Er besuchte auch wieder indische Städte, um seine Erinnerungen an Bombay, Delhi, Aligarh, Patna, Agra, Hyderabad, Kalkutta, Lucknow und Santiniketan aufzufrischen. Jawaharlal Nehru, der indische Premierminister, lud ihn zu einem Besuch ein. Es folgten noch viele weitere Auftritte in vielen muslimischen Ländern. 1965 reiste er wieder nach Mekka.

Er starb am 7. November 1979 in Budapest. Seine letzten Worte auf seinem Sterbebett fassen sein Leben zusammen:

"Ich glaube, dass das Universum von einer starken moralischen Kraft erschaffen worden ist, und selbstlose Liebe hält es aufrecht. Der Sinn des Lebens ist Schönheit und Freundlichkeit. Dieses Vertrauen führte mich durch mein Leben und den Wunsch, im Schatten des großen Geistes zu ruhen ... Dort werde ich mich ausruhen. Denn Macht bedeutet Ästhetik, Kunst und Freundlichkeit und nicht Hass und Gier. ... Ungarn wurde einsam. ... Er wird nie wieder aus dem Osten zurückkehren. ... ".

Hauptwerke

bulletEvlija Cselebi über die türkischen Zünfte im 17. Jahrhundert, 1907;
bulletSchidlof 1000 - Weltsprachen alleine - Englisch mit [Dr. Latzkó Hugó], 1911 [eingebettet: 1939];
bulletSchidlof Dr. praktische Methode Mini-Vokabular.
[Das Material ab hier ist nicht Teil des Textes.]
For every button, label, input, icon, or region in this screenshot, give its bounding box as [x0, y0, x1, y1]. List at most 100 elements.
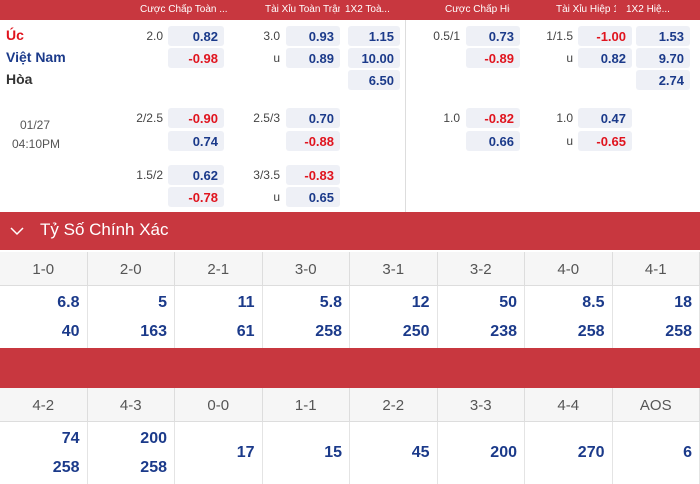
score-cell[interactable]: [87, 286, 175, 348]
score-odds: 40: [61, 323, 80, 340]
team-name: Hòa: [6, 71, 33, 87]
odds-value[interactable]: -0.89: [466, 48, 520, 68]
odds-value[interactable]: 0.89: [286, 48, 340, 68]
score-label: 1-0: [0, 252, 88, 286]
header-bar: [0, 0, 700, 20]
odds-value[interactable]: -0.98: [168, 48, 224, 68]
odds-label: 3.0: [263, 29, 280, 43]
odds-value[interactable]: 0.82: [168, 26, 224, 46]
score-cell[interactable]: [175, 422, 263, 484]
score-odds: 163: [140, 323, 167, 340]
odds-value[interactable]: 1.53: [636, 26, 690, 46]
odds-label: u: [273, 190, 280, 204]
odds-label: u: [566, 51, 573, 65]
section-title: Tỷ Số Chính Xác: [40, 220, 169, 239]
odds-value[interactable]: 2.74: [636, 70, 690, 90]
odds-label: u: [566, 134, 573, 148]
odds-label: 1.0: [556, 111, 573, 125]
score-odds: 15: [324, 444, 342, 461]
score-odds: 258: [140, 459, 167, 476]
score-cell[interactable]: [350, 422, 438, 484]
column-header: Cược Chấp Hiệp 1: [445, 4, 510, 15]
odds-label: 2/2.5: [136, 111, 163, 125]
score-odds: 17: [236, 444, 255, 461]
score-label: 4-3: [87, 388, 175, 422]
score-cell[interactable]: [175, 286, 263, 348]
score-odds: 258: [315, 323, 342, 340]
score-label: 2-2: [350, 388, 438, 422]
score-odds: 6: [683, 444, 692, 461]
odds-value[interactable]: 0.65: [286, 187, 340, 207]
separator-bar: [0, 348, 700, 388]
odds-value[interactable]: -0.83: [286, 165, 340, 185]
score-label: 3-2: [437, 252, 525, 286]
odds-value[interactable]: 0.74: [168, 131, 224, 151]
odds-label: 0.5/1: [433, 29, 460, 43]
score-cell[interactable]: [612, 422, 700, 484]
score-label: 3-3: [437, 388, 525, 422]
score-cell[interactable]: [87, 422, 175, 484]
odds-label: 1.5/2: [136, 168, 163, 182]
score-odds: 12: [411, 294, 430, 311]
score-cell[interactable]: [350, 286, 438, 348]
score-cell[interactable]: [0, 422, 88, 484]
odds-label: u: [273, 51, 280, 65]
score-odds: 5.8: [319, 294, 342, 311]
odds-value[interactable]: -0.78: [168, 187, 224, 207]
column-header: Cược Chấp Toàn ...: [140, 4, 228, 15]
score-label: 4-1: [612, 252, 700, 286]
score-cell[interactable]: [262, 422, 350, 484]
odds-value[interactable]: 10.00: [348, 48, 400, 68]
section-bar[interactable]: Tỷ Số Chính Xác: [0, 212, 700, 250]
odds-value[interactable]: 0.73: [466, 26, 520, 46]
score-cell[interactable]: [525, 286, 613, 348]
odds-value[interactable]: 0.93: [286, 26, 340, 46]
odds-value[interactable]: 0.66: [466, 131, 520, 151]
match-time: 04:10PM: [12, 137, 61, 151]
odds-value[interactable]: -0.65: [578, 131, 632, 151]
score-label: 3-1: [350, 252, 438, 286]
odds-label: 2.0: [146, 29, 163, 43]
score-cell[interactable]: [525, 422, 613, 484]
score-odds: 258: [665, 323, 692, 340]
divider: [405, 20, 406, 212]
score-cell[interactable]: [437, 422, 525, 484]
score-odds: 250: [402, 323, 430, 340]
odds-label: 1.0: [443, 111, 460, 125]
score-odds: 50: [499, 294, 517, 311]
score-odds: 200: [490, 444, 517, 461]
score-label: 4-0: [525, 252, 613, 286]
score-label: 3-0: [262, 252, 350, 286]
score-odds: 200: [140, 430, 167, 447]
column-header: 1X2 Toà...: [345, 4, 390, 15]
odds-label: 1/1.5: [546, 29, 573, 43]
team-name: Việt Nam: [6, 49, 66, 65]
score-odds: 74: [61, 430, 80, 447]
match-date: 01/27: [20, 118, 51, 132]
score-odds: 45: [411, 444, 430, 461]
column-header: 1X2 Hiệ...: [626, 4, 670, 15]
odds-value[interactable]: 0.70: [286, 108, 340, 128]
odds-value[interactable]: 0.62: [168, 165, 224, 185]
score-odds: 270: [577, 444, 605, 461]
column-header: Tài Xỉu Toàn Trận: [265, 4, 340, 15]
team-name: Úc: [6, 27, 24, 43]
column-header: Tài Xỉu Hiệp 1: [556, 4, 616, 15]
odds-value[interactable]: 1.15: [348, 26, 400, 46]
odds-value[interactable]: -1.00: [578, 26, 632, 46]
score-label: 1-1: [262, 388, 350, 422]
odds-value[interactable]: -0.88: [286, 131, 340, 151]
odds-value[interactable]: -0.90: [168, 108, 224, 128]
score-cell[interactable]: [612, 286, 700, 348]
score-label: 2-1: [175, 252, 263, 286]
odds-value[interactable]: 6.50: [348, 70, 400, 90]
score-odds: 6.8: [57, 294, 80, 311]
odds-value[interactable]: 0.47: [578, 108, 632, 128]
score-cell[interactable]: [262, 286, 350, 348]
odds-value[interactable]: 0.82: [578, 48, 632, 68]
odds-value[interactable]: 9.70: [636, 48, 690, 68]
odds-value[interactable]: -0.82: [466, 108, 520, 128]
score-cell[interactable]: [437, 286, 525, 348]
score-cell[interactable]: [0, 286, 88, 348]
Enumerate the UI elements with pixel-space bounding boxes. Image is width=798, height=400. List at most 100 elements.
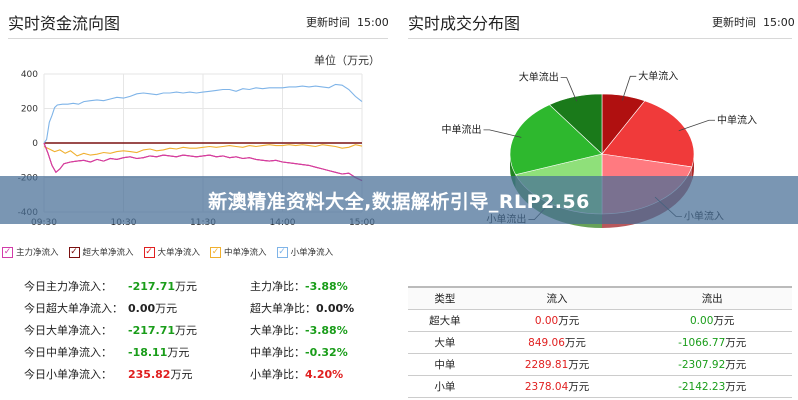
row-type: 大单 <box>408 331 482 354</box>
checkbox-icon[interactable]: ✓ <box>210 246 222 258</box>
y-tick-label: 400 <box>21 70 38 80</box>
row-in-unit: 万元 <box>568 359 590 371</box>
pie-leader-line <box>621 75 637 101</box>
row-out-value: -2142.23 <box>678 381 726 393</box>
table-header-row: 类型 流入 流出 <box>408 286 792 310</box>
stat-value: -3.88% <box>305 280 348 293</box>
stat-label: 超大单净比： <box>250 302 316 315</box>
row-in-unit: 万元 <box>568 381 590 393</box>
trade-distribution-table: 类型 流入 流出 超大单 0.00万元 0.00万元 大单 849.06万元 -… <box>408 286 792 398</box>
fund-flow-update: 更新时间 15:00 <box>306 14 389 30</box>
row-out-value: -1066.77 <box>678 337 726 349</box>
row-out-unit: 万元 <box>725 359 747 371</box>
row-out-unit: 万元 <box>725 381 747 393</box>
row-in-value: 0.00 <box>534 315 559 327</box>
row-in-unit: 万元 <box>558 315 580 327</box>
stat-row: 今日大单净流入： -217.71 万元 <box>24 320 197 342</box>
row-type: 超大单 <box>408 309 482 332</box>
table-row: 超大单 0.00万元 0.00万元 <box>408 309 792 332</box>
stat-label: 今日超大单净流入： <box>24 302 123 315</box>
legend-label: 主力净流入 <box>16 248 59 258</box>
title-divider <box>8 38 388 39</box>
pie-leader-line <box>483 129 522 138</box>
trade-distribution-title: 实时成交分布图 <box>408 14 521 33</box>
stats-left: 今日主力净流入： -217.71 万元 今日超大单净流入： 0.00 万元 今日大单净流入：… <box>24 276 197 386</box>
title-divider <box>408 38 792 39</box>
unit-label: 单位（万元） <box>314 54 380 67</box>
row-out-value: -2307.92 <box>678 359 726 371</box>
row-out-value: 0.00 <box>690 315 714 327</box>
update-time: 15:00 <box>763 16 795 29</box>
series-line-中单净流入 <box>43 144 363 157</box>
row-out-unit: 万元 <box>713 315 735 327</box>
legend-label: 小单净流入 <box>290 248 334 258</box>
pie-label: 中单流入 <box>717 113 757 126</box>
stat-row: 大单净比： -3.88% <box>250 320 354 342</box>
series-line-小单净流入 <box>43 83 363 144</box>
checkbox-icon[interactable]: ✓ <box>68 246 80 258</box>
fund-flow-title: 实时资金流向图 <box>8 14 121 33</box>
stat-label: 大单净比： <box>250 324 305 337</box>
row-type: 小单 <box>408 375 482 398</box>
y-tick-label: 0 <box>32 139 38 149</box>
update-time: 15:00 <box>357 16 389 29</box>
stat-value: 0.00% <box>316 302 355 315</box>
stat-label: 今日主力净流入： <box>24 280 112 293</box>
stat-unit: 万元 <box>167 346 190 359</box>
row-in-value: 2289.81 <box>524 359 569 371</box>
row-in-unit: 万元 <box>564 337 586 349</box>
series-line-主力净流入 <box>43 142 363 182</box>
stat-value: 4.20% <box>305 368 344 381</box>
stat-label: 今日中单净流入： <box>24 346 112 359</box>
stats-right: 主力净比： -3.88% 超大单净比： 0.00% 大单净比： -3.88% 中单净比： -0… <box>250 276 354 386</box>
stat-unit: 万元 <box>175 324 198 337</box>
pie-leader-line <box>560 77 578 102</box>
table-row: 中单 2289.81万元 -2307.92万元 <box>408 353 792 376</box>
legend-item[interactable]: ✓ 小单净流入 <box>276 246 334 258</box>
stat-unit: 万元 <box>175 280 198 293</box>
stat-row: 今日中单净流入： -18.11 万元 <box>24 342 197 364</box>
legend-item[interactable]: ✓ 超大单净流入 <box>68 246 134 258</box>
table-row: 小单 2378.04万元 -2142.23万元 <box>408 375 792 398</box>
update-label: 更新时间 <box>306 16 350 29</box>
stat-value: -3.88% <box>305 324 348 337</box>
stat-value: 0.00 <box>128 302 156 315</box>
stat-row: 今日主力净流入： -217.71 万元 <box>24 276 197 298</box>
stat-unit: 万元 <box>155 302 178 315</box>
update-label: 更新时间 <box>712 16 756 29</box>
line-chart-legend: ✓ 主力净流入 ✓ 超大单净流入 ✓ 大单净流入 ✓ 中单净流入 ✓ 小单净流入 <box>2 246 390 258</box>
stat-unit: 万元 <box>170 368 193 381</box>
checkbox-icon[interactable]: ✓ <box>2 246 13 258</box>
stat-label: 小单净比： <box>250 368 305 381</box>
table-row: 大单 849.06万元 -1066.77万元 <box>408 331 792 354</box>
stat-value: 235.82 <box>128 368 171 381</box>
pie-label: 大单流入 <box>638 69 678 82</box>
legend-label: 中单净流入 <box>224 248 267 258</box>
header-out: 流出 <box>632 286 792 310</box>
pie-label: 中单流出 <box>441 123 481 136</box>
legend-item[interactable]: ✓ 大单净流入 <box>143 246 201 258</box>
stat-row: 中单净比： -0.32% <box>250 342 354 364</box>
stat-value: -217.71 <box>128 280 176 293</box>
stat-value: -18.11 <box>128 346 168 359</box>
stat-row: 今日超大单净流入： 0.00 万元 <box>24 298 197 320</box>
stat-label: 今日大单净流入： <box>24 324 112 337</box>
stat-row: 今日小单净流入： 235.82 万元 <box>24 364 197 386</box>
stat-label: 今日小单净流入： <box>24 368 112 381</box>
stat-label: 主力净比： <box>250 280 305 293</box>
legend-item[interactable]: ✓ 中单净流入 <box>210 246 267 258</box>
row-out-unit: 万元 <box>725 337 747 349</box>
legend-label: 超大单净流入 <box>82 248 134 258</box>
checkbox-icon[interactable]: ✓ <box>276 246 288 258</box>
trade-distribution-update: 更新时间 15:00 <box>712 14 795 30</box>
legend-label: 大单净流入 <box>157 248 201 258</box>
headline-text: 新澳精准资料大全,数据解析引导_RLP2.56 <box>208 190 590 213</box>
trade-distribution-panel: 实时成交分布图 更新时间 15:00 大单流入中单流入小单流入小单流出中单流出大… <box>400 0 798 400</box>
legend-item[interactable]: ✓ 主力净流入 <box>2 246 59 258</box>
checkbox-icon[interactable]: ✓ <box>143 246 155 258</box>
stat-row: 主力净比： -3.88% <box>250 276 354 298</box>
stat-value: -0.32% <box>305 346 348 359</box>
headline-banner: 新澳精准资料大全,数据解析引导_RLP2.56 <box>0 176 798 224</box>
row-type: 中单 <box>408 353 482 376</box>
y-tick-label: 200 <box>21 105 38 115</box>
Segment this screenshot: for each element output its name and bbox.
Ungarisch-Englisch und Englisch-Ungarisch, 1913;
bulletTuran, 1916;
bulletDie Auswirkungen von Feld und Art [Klärung erforderlich] auf die Geschichte, 1920;
bulletDie Bildung des Osmanischen Staates, 1921;
bulletTürkisch-Osman-Sprachbuch, 1925;
bulletGedanken am Grab von Gül Baba, 1928;
bulletPensées sur la révolution turque, 1928;
bulletVortrag über türkische populäre Literatur, Lahore, 1931;
bulletModerne Bewegungen im Islam, Kalkutta, 1932;
bulletIndien heute, 1933;
bulletDie Rolle der Türken im Islam, I-II., Hyderabad, 1933-34;
bulletDas Erwachen der türkischen Literatur, I-II., Hyderabad, 1933;
bulletLicht Indiens - Mahatma Gandhi, 1934;
bulletAllah Akbar !, 1936;
bulletEntdeckung und Eroberung von Arabien, Syrien und Mesopotamien, 1938;
bulletSulle orme di Maometto, Mailand, 1938;
bulletDie Verjüngung des arabischen Ethos, 1944;
bulletMahmoud Teymour und moderne arabische Literatur, London, 1950;
bulletQuellen der arabischen Nächte, London, 1951
bulletUnbekannte Meisterwerke der arabischen Literatur, Hyderabad, 1952;
bulletUrsachen des Niedergangs der islamischen Völker, Lahore, 1953;
bulletArabische Geographen, London, 1954;
bulletBayna Fikraini, Damaskus, 1956;
bulletFührung aus dem Licht des Halbmondes, 1957;
bulletTrends der zeitgenössischen arabischen Literatur, I-II., London, 1957-58;
bulletArabische Dichter von der heidnischen Zeit bis heute, 1961;
bulletDie Geschichte der arabischen Literatur, 1962;
bulletDie Berber-Arabische Literatur von Marokko, Hyderabad, 1964;
bulletLichter des Ostens, 1966;
bulletIbn Khaldoun, der Philosoph, Lahore, 1967;
bulletArabische Dichter und Kritiker, Delhi, 1967;
bulletNeue arabische Schriftsteller, Lahore, 1969;
bulletDer mystische Osten, 1975; ("Führung aus dem Licht des Halbmondes" und "Lichter des Ostens" zusammen)

In Mekka wurde ihm zu ehren eine Bronze-Medaille hergestellt. Sie wurde auf der Sonderausstellung "Harameyn" im Taksim Maksem ausgestellt.